L'arrivée inopinée de Yusuf, godillot aux pieds et techniques de drague sommaires, fumant des cigarettes de marin, puant et parlant trop, bouleverse l'intérieur et la vie rangée de son cousin. De cette cohabitation particulière, de cette proximité distante, naissent au demeurant de belles ponctuations tragi-comiques qui font tout le sel de leur relation paradoxale. Agacé par cette incarnation d'une sorte de retour du refoulé, Mahmut en éprouve un réel ressentiment, un malaise qui traverse l'écran.

Si ce film a un caractère universel dans son propos - en témoigne sa nomination à l'Oscar du meilleur film étranger et sa programmation dans les festivals du monde entier - sa facture le démontre également. Le réalisateur laisse le plan filer afin de faire exister pleinement les moments de vie contradictoires et ambigus, anecdotiques en apparence. Eprouvant ses comédiens, il tire toute la moelle d'une séquence, et permet furtivement à l'émotion de se déposer lentement sur la pellicule parce qu'il n'y a pas d'autres échappatoires. Le traitement sonore accentue les instants parfois documentaires du film. Peu de dialogues mais des sons nombreux échos de la réalité sociale et politique.

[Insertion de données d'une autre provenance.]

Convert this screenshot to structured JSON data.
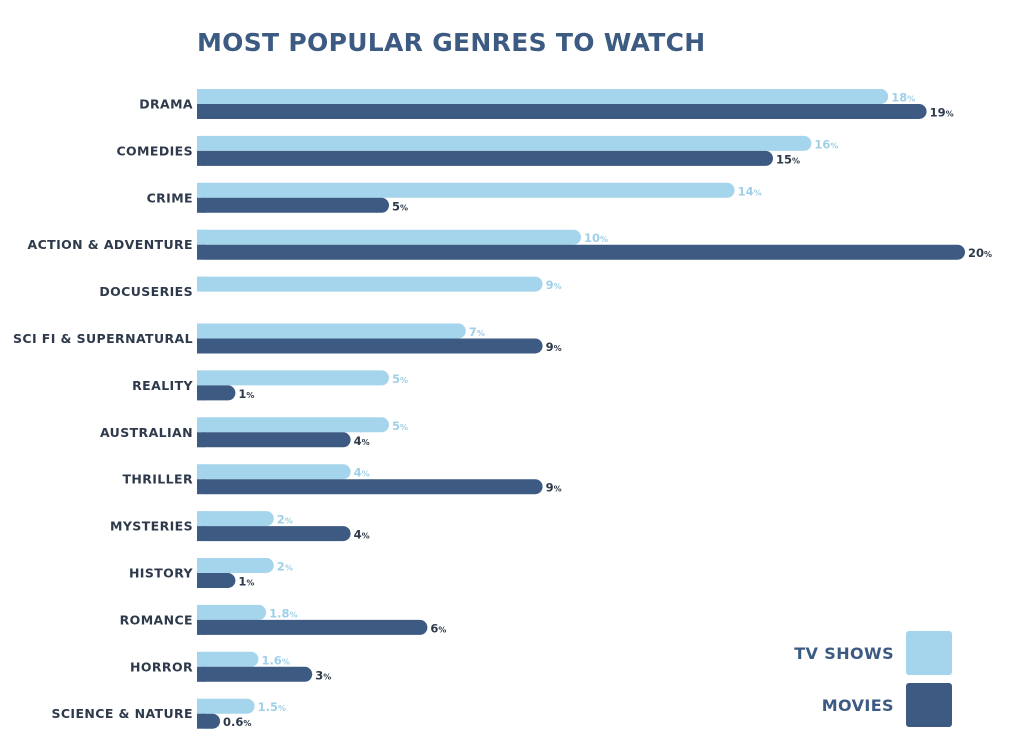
{
  "chart_data": {
    "type": "bar",
    "orientation": "horizontal",
    "title": "MOST POPULAR GENRES TO WATCH",
    "categories": [
      "DRAMA",
      "COMEDIES",
      "CRIME",
      "ACTION & ADVENTURE",
      "DOCUSERIES",
      "SCI FI & SUPERNATURAL",
      "REALITY",
      "AUSTRALIAN",
      "THRILLER",
      "MYSTERIES",
      "HISTORY",
      "ROMANCE",
      "HORROR",
      "SCIENCE & NATURE"
    ],
    "series": [
      {
        "name": "TV SHOWS",
        "color": "#a5d5ec",
        "value_color": "#9fd0e8",
        "values": [
          18,
          16,
          14,
          10,
          9,
          7,
          5,
          5,
          4,
          2,
          2,
          1.8,
          1.6,
          1.5
        ],
        "labels": [
          "18",
          "16",
          "14",
          "10",
          "9",
          "7",
          "5",
          "5",
          "4",
          "2",
          "2",
          "1.8",
          "1.6",
          "1.5"
        ]
      },
      {
        "name": "MOVIES",
        "color": "#3c5a82",
        "value_color": "#2e3a4b",
        "values": [
          19,
          15,
          5,
          20,
          null,
          9,
          1,
          4,
          9,
          4,
          1,
          6,
          3,
          0.6
        ],
        "labels": [
          "19",
          "15",
          "5",
          "20",
          "",
          "9",
          "1",
          "4",
          "9",
          "4",
          "1",
          "6",
          "3",
          "0.6"
        ]
      }
    ],
    "unit": "%",
    "xlim": [
      0,
      20
    ],
    "grid": false,
    "legend_position": "bottom-right"
  },
  "legend": {
    "tv_label": "TV SHOWS",
    "movies_label": "MOVIES"
  }
}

Ainsi le film, à travers le parcours de Yusuf notamment, parle de quelque chose que tout le monde peut ressentir quand on voyage. Errer, étranger et seul… En contact avec les bruits, le spectateur est amené à ressentir les situations dans leurs aspects les plus triviaux : ces sons provoquent nos sens. On sent les odeurs de la campagne quand les personnages traversent les plaines, on retrouve cette sensation de la neige lorsque dans un sublime premier plan Yusuf marche sur cette étendue immaculée… Servi par une sublime photo, un cadrage tout aussi travaillé, jouant d'images de cartes postales pour mieux enfermer son personnage principal, ce film nous offre encore un voyage tant touristique qu'intérieur... un tour du monde.